Solon woman indicted for laundering drug profits through her company through the purchase and sale of homes around Northeast Ohio
For Immediate Release
U.S. Attorney's Office, Northern District of Ohio
A Solon woman was indicted for laundering drug profits through her company through the purchase and sale of homes around Northeast Ohio.
Jennifer Harrison, 36, was indicted on one count of conspiracy to launder money.
Harrison owned Priority Property Services LLC, a business that operates as a general contractor handling home repairs, inspections and maintenance. Harrison and a Maple Heights drug trafficker identified in the indictment as CC1 conspired between 2010 and 2014 to launder CC1’s drug profits, according to the indictment.

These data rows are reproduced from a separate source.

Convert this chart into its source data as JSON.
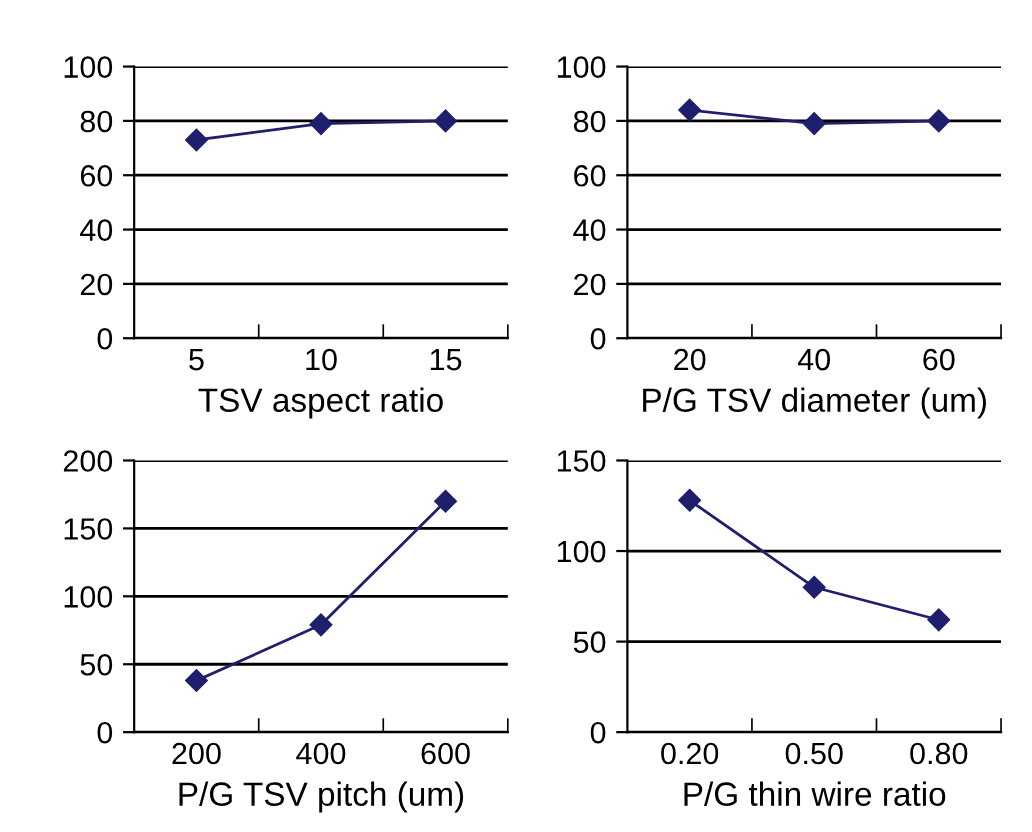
{
  "chart_data": [
    {
      "type": "line",
      "xlabel": "TSV aspect ratio",
      "categories": [
        "5",
        "10",
        "15"
      ],
      "series": [
        {
          "color": "#1f1f6e",
          "values": [
            73,
            79,
            80
          ]
        }
      ],
      "ylim": [
        0,
        100
      ],
      "yticks": [
        0,
        20,
        40,
        60,
        80,
        100
      ],
      "grid": "y",
      "marker": "diamond",
      "line_style": "solid"
    },
    {
      "type": "line",
      "xlabel": "P/G TSV diameter (um)",
      "categories": [
        "20",
        "40",
        "60"
      ],
      "series": [
        {
          "color": "#1f1f6e",
          "values": [
            84,
            79,
            80
          ]
        }
      ],
      "ylim": [
        0,
        100
      ],
      "yticks": [
        0,
        20,
        40,
        60,
        80,
        100
      ],
      "grid": "y",
      "marker": "diamond",
      "line_style": "solid"
    },
    {
      "type": "line",
      "xlabel": "P/G TSV pitch (um)",
      "categories": [
        "200",
        "400",
        "600"
      ],
      "series": [
        {
          "color": "#1f1f6e",
          "values": [
            38,
            79,
            170
          ]
        }
      ],
      "ylim": [
        0,
        200
      ],
      "yticks": [
        0,
        50,
        100,
        150,
        200
      ],
      "grid": "y",
      "marker": "diamond",
      "line_style": "solid"
    },
    {
      "type": "line",
      "xlabel": "P/G thin wire ratio",
      "categories": [
        "0.20",
        "0.50",
        "0.80"
      ],
      "series": [
        {
          "color": "#1f1f6e",
          "values": [
            128,
            80,
            62
          ]
        }
      ],
      "ylim": [
        0,
        150
      ],
      "yticks": [
        0,
        50,
        100,
        150
      ],
      "grid": "y",
      "marker": "diamond",
      "line_style": "solid"
    }
  ]
}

CC1 provided cash to Harrison to be used to purchase property and real estate. CC1 also provided cash to purchase supplies, appliances and other items to improve the value the of the property. Harrison sometimes re-sold the property and provided a portion of the proceeds to CC1, according to the indictment.

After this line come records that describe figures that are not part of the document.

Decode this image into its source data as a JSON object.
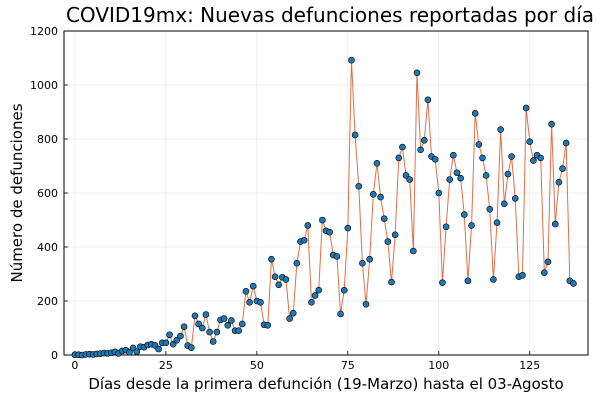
{
  "chart_data": {
    "type": "line",
    "title": "COVID19mx: Nuevas defunciones reportadas por día",
    "xlabel": "Días desde la primera defunción (19-Marzo) hasta el 03-Agosto",
    "ylabel": "Número de defunciones",
    "xlim": [
      -3,
      141
    ],
    "ylim": [
      0,
      1200
    ],
    "xticks": [
      0,
      25,
      50,
      75,
      100,
      125
    ],
    "yticks": [
      0,
      200,
      400,
      600,
      800,
      1000,
      1200
    ],
    "grid": true,
    "legend": "none",
    "series": [
      {
        "line_color": "#e26f46",
        "marker_color": "#1f78b4",
        "x": [
          0,
          1,
          2,
          3,
          4,
          5,
          6,
          7,
          8,
          9,
          10,
          11,
          12,
          13,
          14,
          15,
          16,
          17,
          18,
          19,
          20,
          21,
          22,
          23,
          24,
          25,
          26,
          27,
          28,
          29,
          30,
          31,
          32,
          33,
          34,
          35,
          36,
          37,
          38,
          39,
          40,
          41,
          42,
          43,
          44,
          45,
          46,
          47,
          48,
          49,
          50,
          51,
          52,
          53,
          54,
          55,
          56,
          57,
          58,
          59,
          60,
          61,
          62,
          63,
          64,
          65,
          66,
          67,
          68,
          69,
          70,
          71,
          72,
          73,
          74,
          75,
          76,
          77,
          78,
          79,
          80,
          81,
          82,
          83,
          84,
          85,
          86,
          87,
          88,
          89,
          90,
          91,
          92,
          93,
          94,
          95,
          96,
          97,
          98,
          99,
          100,
          101,
          102,
          103,
          104,
          105,
          106,
          107,
          108,
          109,
          110,
          111,
          112,
          113,
          114,
          115,
          116,
          117,
          118,
          119,
          120,
          121,
          122,
          123,
          124,
          125,
          126,
          127,
          128,
          129,
          130,
          131,
          132,
          133,
          134,
          135,
          136,
          137
        ],
        "y": [
          1,
          1,
          0,
          2,
          3,
          2,
          4,
          5,
          7,
          6,
          8,
          12,
          6,
          15,
          18,
          10,
          26,
          12,
          31,
          29,
          37,
          40,
          36,
          22,
          45,
          45,
          75,
          40,
          55,
          70,
          105,
          35,
          27,
          145,
          115,
          100,
          150,
          85,
          50,
          85,
          130,
          135,
          110,
          128,
          90,
          90,
          115,
          236,
          195,
          255,
          200,
          195,
          112,
          110,
          355,
          290,
          260,
          288,
          280,
          135,
          155,
          340,
          420,
          425,
          480,
          195,
          220,
          240,
          500,
          460,
          455,
          370,
          365,
          152,
          240,
          470,
          1092,
          815,
          625,
          340,
          188,
          355,
          595,
          710,
          585,
          505,
          420,
          270,
          445,
          730,
          770,
          665,
          650,
          385,
          1045,
          760,
          795,
          945,
          735,
          725,
          600,
          268,
          475,
          650,
          740,
          675,
          655,
          520,
          275,
          480,
          895,
          780,
          730,
          665,
          540,
          280,
          490,
          835,
          560,
          670,
          735,
          580,
          290,
          295,
          915,
          790,
          720,
          740,
          730,
          305,
          345,
          855,
          485,
          640,
          690,
          785,
          275,
          265
        ]
      }
    ]
  }
}
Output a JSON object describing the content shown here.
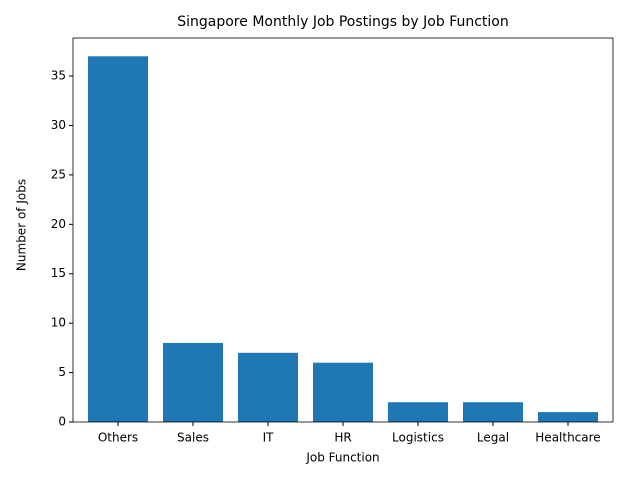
{
  "chart_data": {
    "type": "bar",
    "title": "Singapore Monthly Job Postings by Job Function",
    "x_label": "Job Function",
    "y_label": "Number of Jobs",
    "categories": [
      "Others",
      "Sales",
      "IT",
      "HR",
      "Logistics",
      "Legal",
      "Healthcare"
    ],
    "values": [
      37,
      8,
      7,
      6,
      2,
      2,
      1
    ],
    "color": "#1f77b4",
    "ylim": [
      0,
      38.85
    ],
    "yticks": [
      0,
      5,
      10,
      15,
      20,
      25,
      30,
      35
    ],
    "grid": false
  }
}
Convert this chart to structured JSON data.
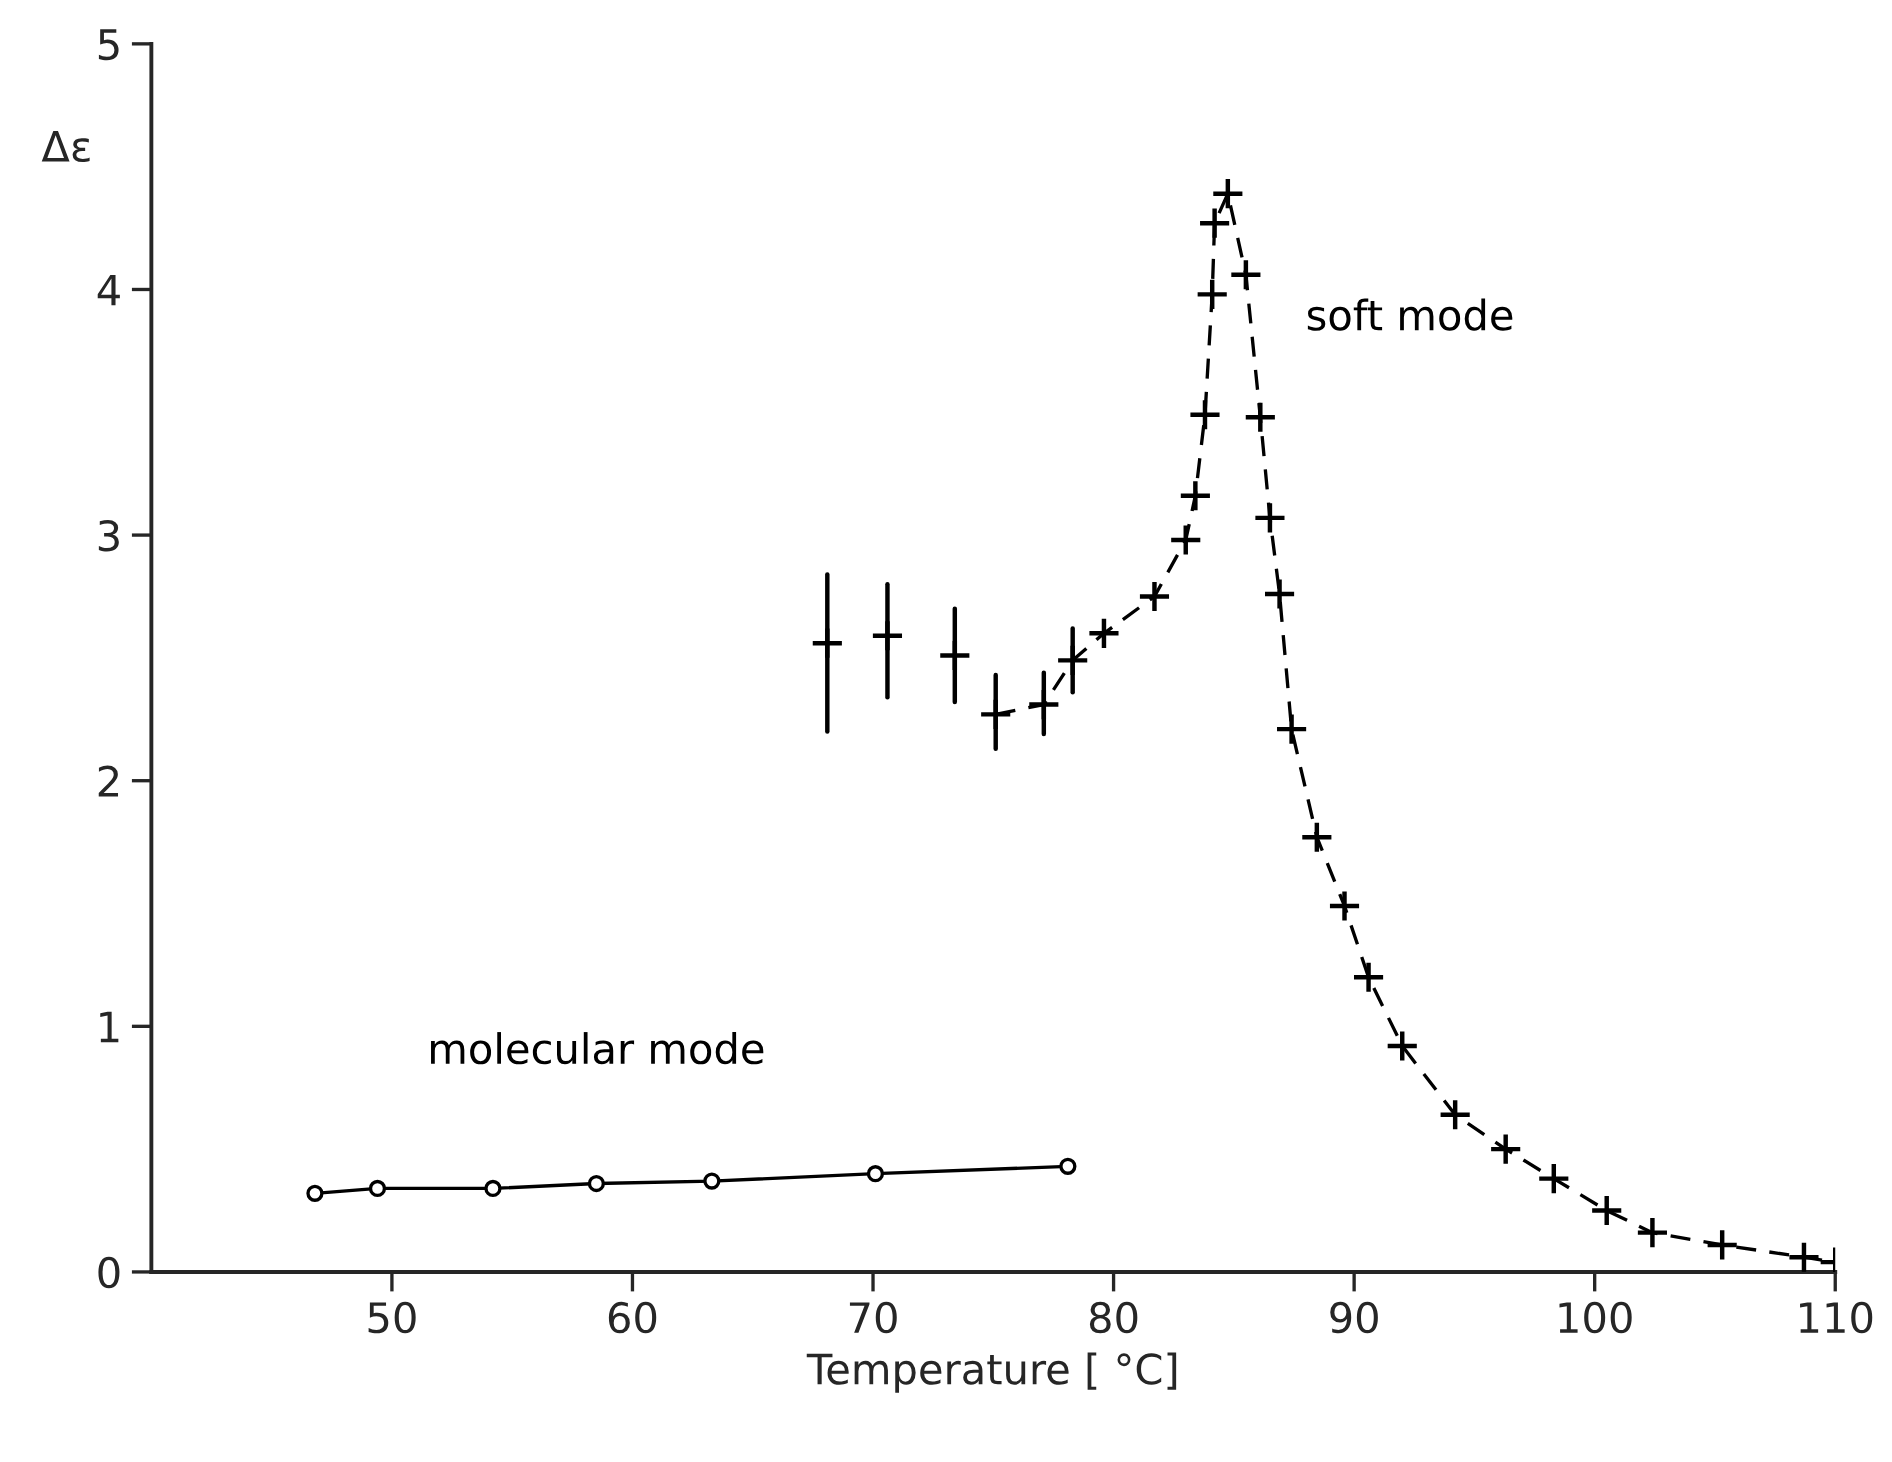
{
  "chart_data": {
    "type": "scatter",
    "xlabel": "Temperature [ °C]",
    "ylabel": "Δε",
    "xlim": [
      40,
      110
    ],
    "xticks": [
      50,
      60,
      70,
      80,
      90,
      100,
      110
    ],
    "ylim": [
      0,
      5
    ],
    "yticks": [
      0,
      1,
      2,
      3,
      4,
      5
    ],
    "grid": false,
    "legend": false,
    "series": [
      {
        "name": "soft mode",
        "marker": "cross",
        "color": "#000000",
        "x": [
          68.1,
          70.6,
          73.4,
          75.1,
          77.1,
          78.3,
          79.6,
          81.7,
          83.0,
          83.4,
          83.8,
          84.1,
          84.2,
          84.75,
          85.5,
          86.1,
          86.5,
          86.9,
          87.4,
          88.45,
          89.6,
          90.6,
          92.0,
          94.2,
          96.3,
          98.3,
          100.5,
          102.4,
          105.3,
          108.7,
          110.0
        ],
        "values": [
          2.56,
          2.59,
          2.51,
          2.27,
          2.31,
          2.49,
          2.6,
          2.75,
          2.98,
          3.16,
          3.49,
          3.98,
          4.27,
          4.39,
          4.06,
          3.48,
          3.07,
          2.76,
          2.21,
          1.77,
          1.49,
          1.2,
          0.92,
          0.64,
          0.5,
          0.38,
          0.25,
          0.16,
          0.11,
          0.06,
          0.04
        ],
        "errors": [
          [
            2.2,
            2.84
          ],
          [
            2.34,
            2.8
          ],
          [
            2.32,
            2.7
          ],
          [
            2.13,
            2.43
          ],
          [
            2.19,
            2.44
          ],
          [
            2.36,
            2.62
          ],
          null,
          null,
          null,
          null,
          null,
          null,
          null,
          null,
          null,
          null,
          null,
          null,
          null,
          null,
          null,
          null,
          null,
          null,
          null,
          null,
          null,
          null,
          null,
          null,
          null
        ]
      },
      {
        "type": "line",
        "line_style": "dashed",
        "marker": "none",
        "color": "#000000",
        "x": [
          75.1,
          77.1,
          78.3,
          79.6,
          81.7,
          83.0,
          83.4,
          83.8,
          84.1,
          84.2,
          84.75,
          85.5,
          86.1,
          86.5,
          86.9,
          87.4,
          88.45,
          89.6,
          90.6,
          92.0,
          94.2,
          96.3,
          98.3,
          100.5,
          102.4,
          105.3,
          108.7,
          110.0
        ],
        "values": [
          2.27,
          2.31,
          2.49,
          2.6,
          2.75,
          2.98,
          3.16,
          3.49,
          3.98,
          4.27,
          4.39,
          4.06,
          3.48,
          3.07,
          2.76,
          2.21,
          1.77,
          1.49,
          1.2,
          0.92,
          0.64,
          0.5,
          0.38,
          0.25,
          0.16,
          0.11,
          0.06,
          0.04
        ]
      },
      {
        "name": "molecular mode",
        "type": "line",
        "line_style": "solid",
        "marker": "circle",
        "color": "#000000",
        "x": [
          46.8,
          49.4,
          54.2,
          58.5,
          63.3,
          70.1,
          78.1
        ],
        "values": [
          0.32,
          0.34,
          0.34,
          0.36,
          0.37,
          0.4,
          0.43
        ]
      }
    ]
  }
}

At times, Harrison deposited cash from CC1 into Priority Property Services LLC’s bank account, then wrote checks to CC1, giving the false impression she was paying CC1 for work and services performed at various properties such as landscaping and roofing, according to the indictment.

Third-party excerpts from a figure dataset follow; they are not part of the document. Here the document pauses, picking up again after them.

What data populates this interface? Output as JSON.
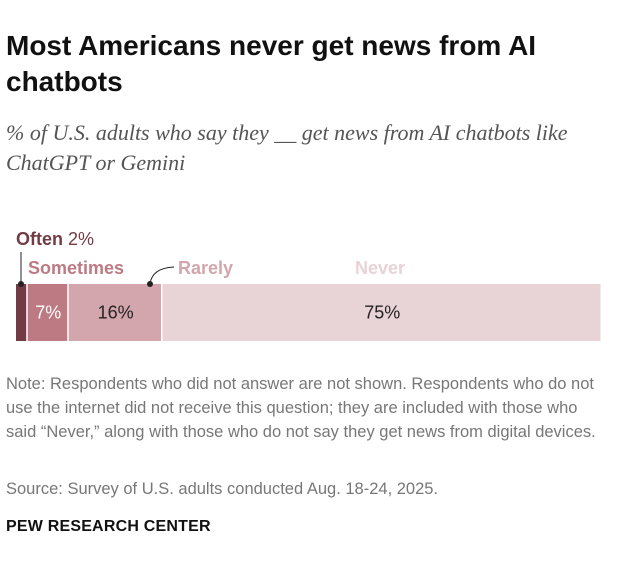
{
  "title": "Most Americans never get news from AI chatbots",
  "subtitle": "% of U.S. adults who say they __ get news from AI chatbots like ChatGPT or Gemini",
  "note": "Note: Respondents who did not answer are not shown. Respondents who do not use the internet did not receive this question; they are included with those who said “Never,” along with those who do not say they get news from digital devices.",
  "source": "Source: Survey of U.S. adults conducted Aug. 18-24, 2025.",
  "brand": "PEW RESEARCH CENTER",
  "chart_data": {
    "type": "bar",
    "orientation": "horizontal-stacked",
    "categories": [
      "Often",
      "Sometimes",
      "Rarely",
      "Never"
    ],
    "values": [
      2,
      7,
      16,
      75
    ],
    "labels": [
      "2%",
      "7%",
      "16%",
      "75%"
    ],
    "colors": [
      "#733c45",
      "#bd7a82",
      "#d3a6ad",
      "#e8d3d7"
    ],
    "xlim": [
      0,
      100
    ]
  }
}
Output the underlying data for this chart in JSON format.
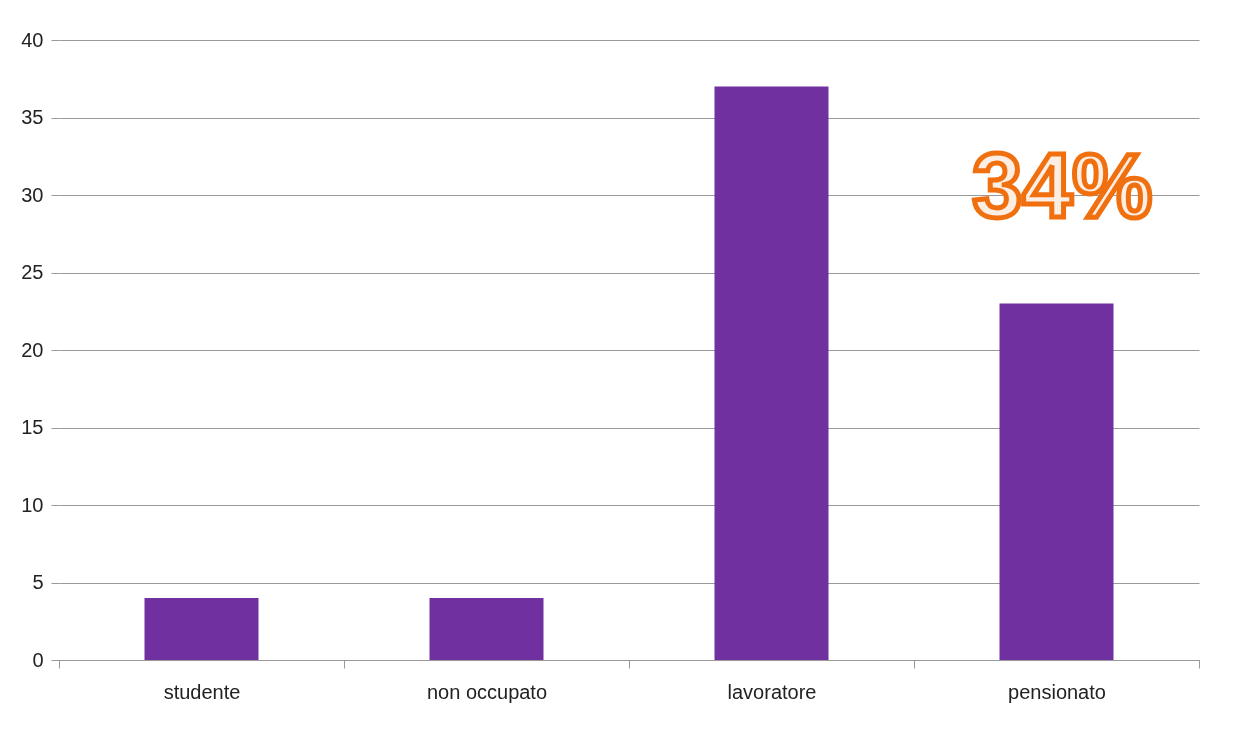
{
  "chart_data": {
    "type": "bar",
    "categories": [
      "studente",
      "non occupato",
      "lavoratore",
      "pensionato"
    ],
    "values": [
      4,
      4,
      37,
      23
    ],
    "color": "#7030a0",
    "ylim": [
      0,
      40
    ],
    "yticks": [
      0,
      5,
      10,
      15,
      20,
      25,
      30,
      35,
      40
    ],
    "grid": "y",
    "annotations": [
      "34%"
    ]
  }
}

This case is being prosecuted by Assistant U.S. Attorney Daniel J. Riedl following an investigation by the ATF, Internal Revenue Service -- Criminal Investigations, U.S. Secret Service and the Northern Ohio Law Enforcment Task Force.
If convicted, the defendant’s sentence will be determined by the Court after a review of factors unique to this case, including the defendant’s prior criminal record, if any, the defendant’s role in the offense and the characteristics of the violation. In all cases, the sentence will not exceed the statutory maximum and, in most cases, it will be less than the maximum.
An indictment is only a charge and is not evidence of guilt. A defendant is entitled to a fair trial in which it will be the government’s burden to prove guilt beyond a reasonable doubt.